Rev. W. J. Mark Knutson, Senior Pastor of Augustana Lutheran Church,and Chair of Lift Every Voice Oregon, states the goal: “As people of faith we have always opposed violence and sought the well-being of our children and youth. After Parkland, this took on new urgency and we formed the Lift Every Voice Coalition to declare, now is the time to act for the well-being of every Oregonian. HB 3223 and HB 3265 will say to our young leaders, your voices have been heard. These bills will be a bellwether for the nation on what people of faith and people of goodwill of all ages can accomplish for the common good.”

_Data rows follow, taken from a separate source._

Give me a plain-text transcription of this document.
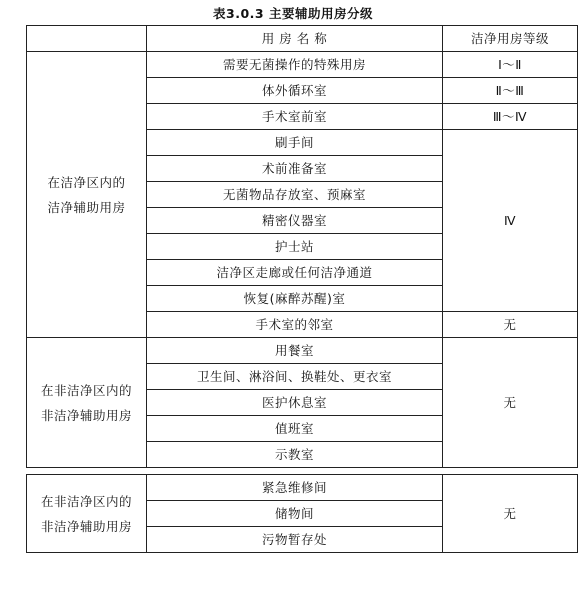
表3.0.3 主要辅助用房分级
	用 房 名 称	洁净用房等级
在洁净区内的
洁净辅助用房	需要无菌操作的特殊用房	Ⅰ～Ⅱ
	体外循环室	Ⅱ～Ⅲ
	手术室前室	Ⅲ～Ⅳ
	刷手间	Ⅳ
	术前准备室	
	无菌物品存放室、预麻室	
	精密仪器室	
	护士站	
	洁净区走廊或任何洁净通道	
	恢复(麻醉苏醒)室	
	手术室的邻室	无
在非洁净区内的
非洁净辅助用房	用餐室	无
	卫生间、淋浴间、换鞋处、更衣室	
	医护休息室	
	值班室	
	示教室	

在非洁净区内的
非洁净辅助用房	紧急维修间	无
	储物间	
	污物暂存处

The bill to limit high-capacity magazines, HB 3265, will prohibit the future sale, transfer, and manufacture in Oregon of any firearm magazine that holds more than ten rounds of ammunition. Under current Oregon law, large game hunters in Oregon are limited to just five rounds in a magazine when hunting large game such as elk.

HB 3223 which will regulate currently owned assault weapons, will prohibit the future sale, transfer, and manufacture of military-style assault weapons in Oregon. Gun owners who legally own firearms described in the bill may continue to keep the firearms but must register them with the Oregon State Police.